I certainly wouldn't have gone to that sort of trouble if I didn't have a firm offer on the table, when I worked as an Estate Agent. And no, I never lied to anyone either. And I was good at my job and sold lots of houses.

Can we have less of the lazy sweeping generalisations, please.

Vine · 05/11/2010 13:26

That is awful, sounds like a tactic to make you feel guilty and pressure you into making the offer (by the way do people really take carpets with them). Of course all EA are not the same, but I have been left with a bad impression by quite a few.

SoupDragon · 05/11/2010 13:28

Do you want the house or not?

Fiddledee · 05/11/2010 13:34

Normally people would not discuss carpets (99% left in a property) or curtains until they make an offer. They are simple folk these agents and you strayed from the normal process!

£10k more not that different - say you will do £5k more if curtains, appliances etc.. are included.

dejavuaswell · 05/11/2010 13:42

Did you say to him "Did you misunderstand me? Why did you go to all that trouble when I haven't actually made an offer?".
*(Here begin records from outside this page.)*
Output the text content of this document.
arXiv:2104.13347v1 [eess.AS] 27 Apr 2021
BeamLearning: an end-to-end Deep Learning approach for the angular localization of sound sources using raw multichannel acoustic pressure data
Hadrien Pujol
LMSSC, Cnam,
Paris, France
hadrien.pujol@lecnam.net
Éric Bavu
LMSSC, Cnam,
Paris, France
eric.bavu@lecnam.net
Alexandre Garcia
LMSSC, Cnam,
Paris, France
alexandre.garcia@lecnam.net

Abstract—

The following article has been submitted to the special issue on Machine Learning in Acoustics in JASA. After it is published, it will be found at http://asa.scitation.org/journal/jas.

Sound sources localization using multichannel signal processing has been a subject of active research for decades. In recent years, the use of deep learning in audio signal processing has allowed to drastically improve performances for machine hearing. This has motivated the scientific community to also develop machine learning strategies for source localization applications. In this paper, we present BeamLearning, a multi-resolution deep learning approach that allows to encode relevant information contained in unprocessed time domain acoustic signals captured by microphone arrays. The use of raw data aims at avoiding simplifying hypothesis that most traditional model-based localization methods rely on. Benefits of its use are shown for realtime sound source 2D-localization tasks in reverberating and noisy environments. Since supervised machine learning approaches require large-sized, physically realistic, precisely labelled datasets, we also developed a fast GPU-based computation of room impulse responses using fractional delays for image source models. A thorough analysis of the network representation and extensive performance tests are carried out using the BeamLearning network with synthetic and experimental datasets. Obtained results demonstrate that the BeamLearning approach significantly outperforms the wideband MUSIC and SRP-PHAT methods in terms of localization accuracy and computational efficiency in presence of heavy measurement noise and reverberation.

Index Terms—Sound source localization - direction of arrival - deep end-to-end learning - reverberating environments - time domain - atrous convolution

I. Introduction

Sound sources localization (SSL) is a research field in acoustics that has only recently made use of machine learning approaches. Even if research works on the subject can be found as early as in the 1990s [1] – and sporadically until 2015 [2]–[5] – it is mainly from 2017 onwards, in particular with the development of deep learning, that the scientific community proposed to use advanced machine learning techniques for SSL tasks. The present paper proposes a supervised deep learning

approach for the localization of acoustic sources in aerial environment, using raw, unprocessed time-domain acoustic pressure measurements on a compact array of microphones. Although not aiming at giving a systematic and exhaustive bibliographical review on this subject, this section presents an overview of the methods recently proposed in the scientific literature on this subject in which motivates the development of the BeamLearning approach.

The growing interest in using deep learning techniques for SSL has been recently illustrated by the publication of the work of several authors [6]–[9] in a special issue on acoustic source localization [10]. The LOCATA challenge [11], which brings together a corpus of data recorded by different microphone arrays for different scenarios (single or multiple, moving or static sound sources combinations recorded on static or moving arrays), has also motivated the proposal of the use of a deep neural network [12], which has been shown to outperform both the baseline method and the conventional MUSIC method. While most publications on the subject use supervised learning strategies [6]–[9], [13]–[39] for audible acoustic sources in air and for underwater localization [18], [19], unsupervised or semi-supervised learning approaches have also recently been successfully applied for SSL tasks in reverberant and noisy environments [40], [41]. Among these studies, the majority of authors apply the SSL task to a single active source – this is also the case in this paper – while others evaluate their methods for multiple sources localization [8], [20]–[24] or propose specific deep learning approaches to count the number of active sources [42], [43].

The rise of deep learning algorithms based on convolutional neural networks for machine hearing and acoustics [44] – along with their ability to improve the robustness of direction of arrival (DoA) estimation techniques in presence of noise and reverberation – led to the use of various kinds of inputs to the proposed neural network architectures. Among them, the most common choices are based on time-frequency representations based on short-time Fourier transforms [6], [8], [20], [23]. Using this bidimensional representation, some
The only offer I have made for the house was for £497K. I don't see how what I said could have been taken as a formal offer. To construct a chain based on a further increase to this (non) offer was bizarre!

OP posts:
NightLark · 05/11/2010 15:54

"Do people really take the carpets with them?" Oh yes. our vendors took the carpets. and the curtains. and the cooker. and the loo roll holder, the bathroom cabinet, the light bulbs and the thingys that keep the lightshades on the pendant fittings. And they left the house filthy. So yes, people really do take all that stuff. Oh. and we'd agreed to their asking price. bastards.

sharbie · 05/11/2010 15:56

we made an appointment to view some place once and they changed the board to sold

theyoungvisiter · 06/11/2010 12:25

god I wish our vendor would take the carpets! They are disgusting - factoring in how soon we can get rid is one of my biggest worries!

myboysarethebest · 06/11/2010 13:55

When we put our offer in, the EA wanted lot's of details, including mortgage broker name and number. I actually felt put out that he didn't trust that the finances were not in place!!

tiredemma · 06/11/2010 15:17

Estate agents go to a special type of 'school for wankers'. I want to literally kill with my own bare hands the ones I am having the misfortune to deal with.

Arsewipes

ShowOfHandsInEpistolaryForm · 06/11/2010 15:22

Aah now if you've already offered, that changes things slightly. I can sort of see what happened.

And I've just bought a house. With one exception, the estate agents were utterly lovely. One of them in particular went above and beyond what was expected of her. And she was nothing but honest. She even texted me when she was on holiday during the buying process to check in. She collated info on schools and all sorts for us.

So some of them are v nice indeed.

theyoungvisiter · 06/11/2010 16:59

we're just about to complete and all the estate agents have been fine. One was lovely and a bit useless, one was lovely and very efficient.

However I must admit that I wish our estate agent had been a bit more suspicious because our buyers, though very nice, turned out NOT to have all their finance in place, despite what they'd said.

So I don't blame myboys' EA at all. In fact I wish mine had taken a leaf from his book!

LynetteScavo · 06/11/2010 17:19

Why do you care about the carpets and curtains on a house you haven't even offered on?

nameymcnamechange · 06/11/2010 23:50

What is the problem with your EA tiredemma?

tiredemma · 09/11/2010 10:50

namey- very long story, in a nutshell-

We had a second viewing on a house. The EA at that viewing blatantly lied, telling us that the vendor had 'found somewhere to live' was 'good to go' and 'hoping for a quicksale'.
We knew that there was other interest in the house so we put in an offer just under asking price, sold our house much lower than originally planned as our purchasers were cash buyers and we didnt want to lose the house we had fell in love with. This was late July.

The vendor wasnt 'good to go' at all- in fact he only found somewhere to live a couple weeks ago. We are fortunate that the people who purchased our house allowed us to stay in as tenants.

My cousin used to be an estate agent and has told me all sorts of crap that EA's get up to to sell houses. I have very little trust in them.